30 Eylül 2012 Pazar

pazartesi - bir masum mor menekşe


Salı sabahı uyandığımda penceremde masum bir menekşe yaprağı gördüm pazartesi yeşilcileri. İçgüdüsel olarak bir çaybardağına su koydum ve yaprağı bardağa bıraktım. Akabinde kendime yazdığım orotoryomu mırıldanmaya başladım; üç saat ya geçti ya geçmedi, menekşe yaprağı kök vermeye başlamıştı. Bahçeden biraz toprak aldım ve menekşe yaprağını saksıya diktim.

*Çadır kurmasını bilmeli.
*Kumalık değil, ablalık yapabilmeli.
*Ağlarken burnunda baloncuk olmamalı.
*Yenilmeyi bilmemeli.
*Asla konuşurken ağzından tükrük çıkmamalı.

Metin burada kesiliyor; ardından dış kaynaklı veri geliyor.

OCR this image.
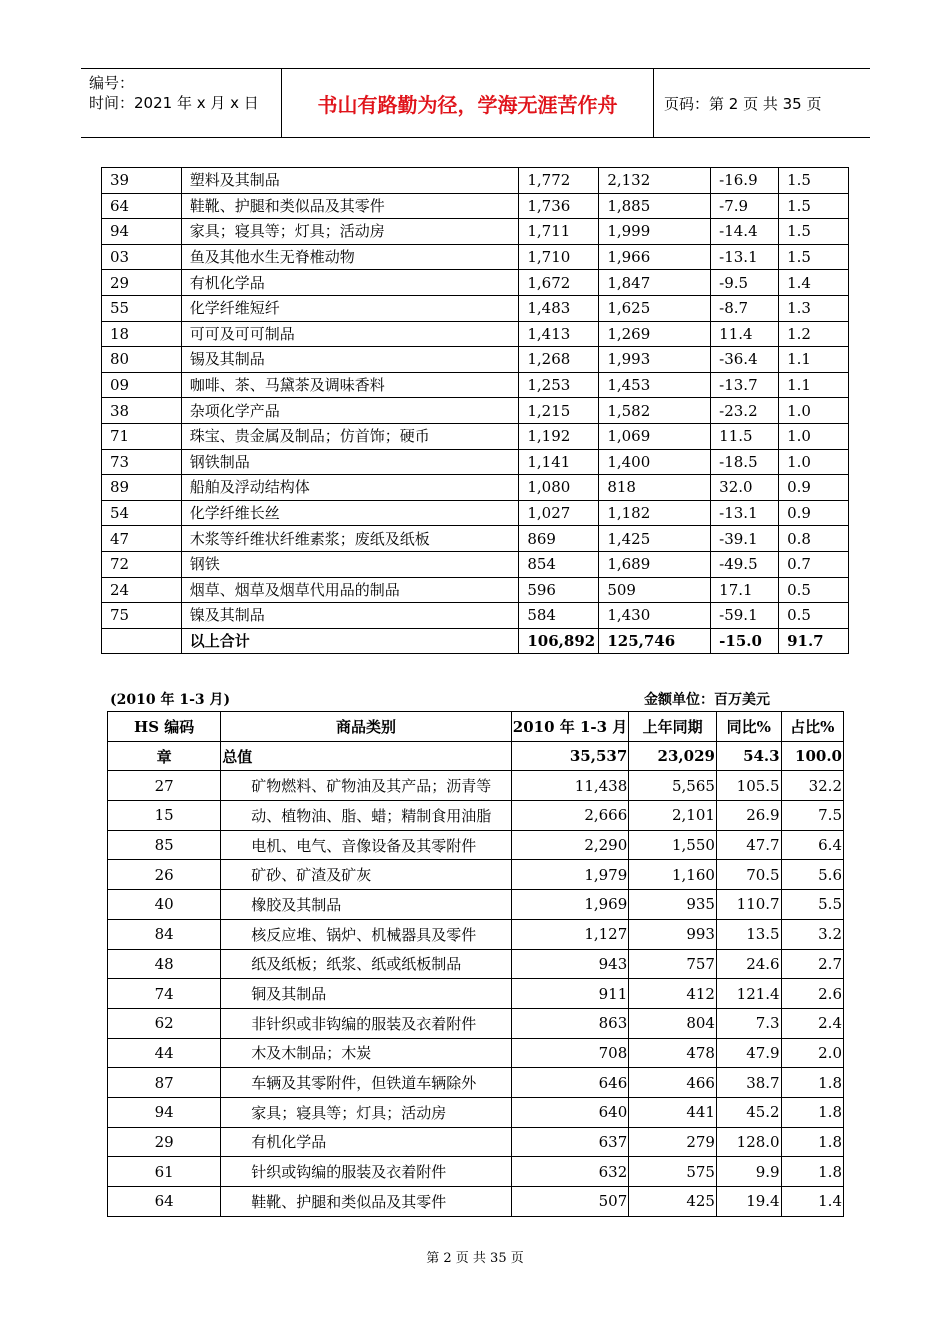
编号：
时间：2021 年 x 月 x 日	书山有路勤为径，学海无涯苦作舟	页码：第 2 页 共 35 页
39	塑料及其制品	1,772	2,132	-16.9	1.5
64	鞋靴、护腿和类似品及其零件	1,736	1,885	-7.9	1.5
94	家具；寝具等；灯具；活动房	1,711	1,999	-14.4	1.5
03	鱼及其他水生无脊椎动物	1,710	1,966	-13.1	1.5
29	有机化学品	1,672	1,847	-9.5	1.4
55	化学纤维短纤	1,483	1,625	-8.7	1.3
18	可可及可可制品	1,413	1,269	11.4	1.2
80	锡及其制品	1,268	1,993	-36.4	1.1
09	咖啡、茶、马黛茶及调味香料	1,253	1,453	-13.7	1.1
38	杂项化学产品	1,215	1,582	-23.2	1.0
71	珠宝、贵金属及制品；仿首饰；硬币	1,192	1,069	11.5	1.0
73	钢铁制品	1,141	1,400	-18.5	1.0
89	船舶及浮动结构体	1,080	818	32.0	0.9
54	化学纤维长丝	1,027	1,182	-13.1	0.9
47	木浆等纤维状纤维素浆；废纸及纸板	869	1,425	-39.1	0.8
72	钢铁	854	1,689	-49.5	0.7
24	烟草、烟草及烟草代用品的制品	596	509	17.1	0.5
75	镍及其制品	584	1,430	-59.1	0.5
	以上合计	106,892	125,746	-15.0	91.7
(2010 年 1-3 月)	金额单位：百万美元
HS 编码	商品类别	2010 年 1-3 月	上年同期	同比%	占比%
章	总值	35,537	23,029	54.3	100.0
27	矿物燃料、矿物油及其产品；沥青等	11,438	5,565	105.5	32.2
15	动、植物油、脂、蜡；精制食用油脂	2,666	2,101	26.9	7.5
85	电机、电气、音像设备及其零附件	2,290	1,550	47.7	6.4
26	矿砂、矿渣及矿灰	1,979	1,160	70.5	5.6
40	橡胶及其制品	1,969	935	110.7	5.5
84	核反应堆、锅炉、机械器具及零件	1,127	993	13.5	3.2
48	纸及纸板；纸浆、纸或纸板制品	943	757	24.6	2.7
74	铜及其制品	911	412	121.4	2.6
62	非针织或非钩编的服装及衣着附件	863	804	7.3	2.4
44	木及木制品；木炭	708	478	47.9	2.0
87	车辆及其零附件，但铁道车辆除外	646	466	38.7	1.8
94	家具；寝具等；灯具；活动房	640	441	45.2	1.8
29	有机化学品	637	279	128.0	1.8
61	针织或钩编的服装及衣着附件	632	575	9.9	1.8
64	鞋靴、护腿和类似品及其零件	507	425	19.4	1.4
第 2 页 共 35 页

O gece beni yine uyku tutmadı. Sabaha kadar, sarı rengi nasıl gökkuşağından silebileceğimi, erke dönengecini, kurban bayramının hafta sonuyla birleşip birleşmediğini, saatleri bu sene geri alıp almamayı, muhteşem kadını, takip edilmenin haz verip vermeyeceğini ve konserve barbunyanın nasıl bu kadar lezzetli olduğunu sesli olarak düşündüm. Tam güneş doğarken bir şey kafamı itmeye başladı. Geri zekalı menekşe onunla konuşuyorum sanıp büyümüştü. Sonra aldım ekmek bıçağını; yer misin yemez misin?